The park has become the new frontline in the battle against salmon farming due to a quirk in the law that means only its land, not its waters, are protected. Yet ironically, the Kawésqar, an Indigenous people who live in the area, are a nomadic “canoe people”, who live on the water, not the land.
As a result of the way the law works, the fjords and channels are becoming a new hub for the salmon industry and Casado fears the continued growth of the farms will devastate local ecosystems and fishing communities.
Artisanal fishing has all but disappeared in Chiloé, he says, with local laws preventing people accessing traditional fishing grounds close to the farms. Salmon are also alien to Chilean waters, and the millions that escape each year outcompete indigenous species. There are simply no fish left to catch, says Casado.
By exceeding stocking limits and placing nets too close together, the farms are also affecting water quality, he claims. “Dead zones” are appearing directly beneath the pens – patches of seabed that are devoid of life due to the buildup of fish faeces and other detritus. “In many areas there is a complete lack of oxygen – nothing can live,” he says.
The charge sheet continues, with activists also placing the blame for huge algal blooms, or “red tides”, on the farms. The algae flourishes in the artificially nutrient-rich waters around the pens, and often proves toxic to fish, including salmon, and other marine species.

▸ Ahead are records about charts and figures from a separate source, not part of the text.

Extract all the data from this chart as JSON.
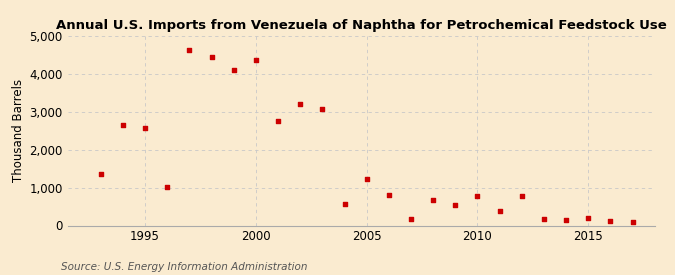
{
  "title": "Annual U.S. Imports from Venezuela of Naphtha for Petrochemical Feedstock Use",
  "ylabel": "Thousand Barrels",
  "source": "Source: U.S. Energy Information Administration",
  "background_color": "#faebd0",
  "plot_bg_color": "#faebd0",
  "marker_color": "#cc0000",
  "years": [
    1993,
    1994,
    1995,
    1996,
    1997,
    1998,
    1999,
    2000,
    2001,
    2002,
    2003,
    2004,
    2005,
    2006,
    2007,
    2008,
    2009,
    2010,
    2011,
    2012,
    2013,
    2014,
    2015,
    2016,
    2017
  ],
  "values": [
    1350,
    2650,
    2570,
    1020,
    4620,
    4450,
    4100,
    4350,
    2750,
    3200,
    3080,
    560,
    1220,
    800,
    175,
    660,
    540,
    780,
    380,
    780,
    175,
    155,
    200,
    120,
    100
  ],
  "ylim": [
    0,
    5000
  ],
  "yticks": [
    0,
    1000,
    2000,
    3000,
    4000,
    5000
  ],
  "xticks": [
    1995,
    2000,
    2005,
    2010,
    2015
  ],
  "xlim": [
    1991.5,
    2018
  ],
  "grid_color": "#c8c8c8",
  "title_fontsize": 9.5,
  "axis_fontsize": 8.5,
  "source_fontsize": 7.5
}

“The industry says this is natural and not down to them,” says Casado. “But in reality, the eutrophication of the area, by putting so much stuff in the water, causes a big change in the environment.”
The Chilean government has also begun striking deals with fish farms that have been set up in national parks illegally by relocating them to new sites, he says.
“The government needs to start taking this issue seriously; otherwise businesses will continue to destroy an area, move on and do it all over again, until there will be no other place to go,” Casado says.
The industry disputes the effects it has on the environment. Catarina Martins is chief sustainability and technology officer at the Norwegian multinational Mowi, which is one of the world’s largest salmon-farming businesses and has a huge presence in Chile.
She believes the likes of the GSFR paint an out-of-date picture of a well-regulated industry that operates within strict frameworks. “We are not the cause of these dead zones,” she says.
It is simply easier to blame the industry for events such as the algal blooms, she argues, rather than considering more complicated causes, such as the effects of the climate emergency on ocean dynamics and water temperature.
The industry is looking at ways to reduce its footprint, says Martins. For instance, introducing fallow periods of between four to six weeks, when no fish are farmed, helps to avoid any “cumulative impact” on the seabed, giving the environment time to recover. Skirts around the top of the pens are being installed to prevent infestations of sea lice, a parasite that can thrive in fish farms and decimate the salmon. This has also cut the need for medicated feeds containing antibiotics, which can leach into the environment.
Underwater lights encourage salmon to feed at different levels, moving them around the pens and preventing disease from spreading so easily. Critics, however, suggest that not enough research has been carried out into their effects on other fish and marine mammals.
Outside Alama Yagan, an Argentinian flag flutters in the strong breeze. Mendez is taking a break after cooking lunch for half a dozen visitors from Ushuaia.
She used to work with Chilean fishers and is sorry for those who have lost their livelihoods, but grateful too that Argentina was able to learn lessons from their experience and prevent the salmon farms from coming to the Beagle Channel.
“If salmon farming had been allowed here it would have been a betrayal of the fishing community and the ecosystem as a whole,” she says.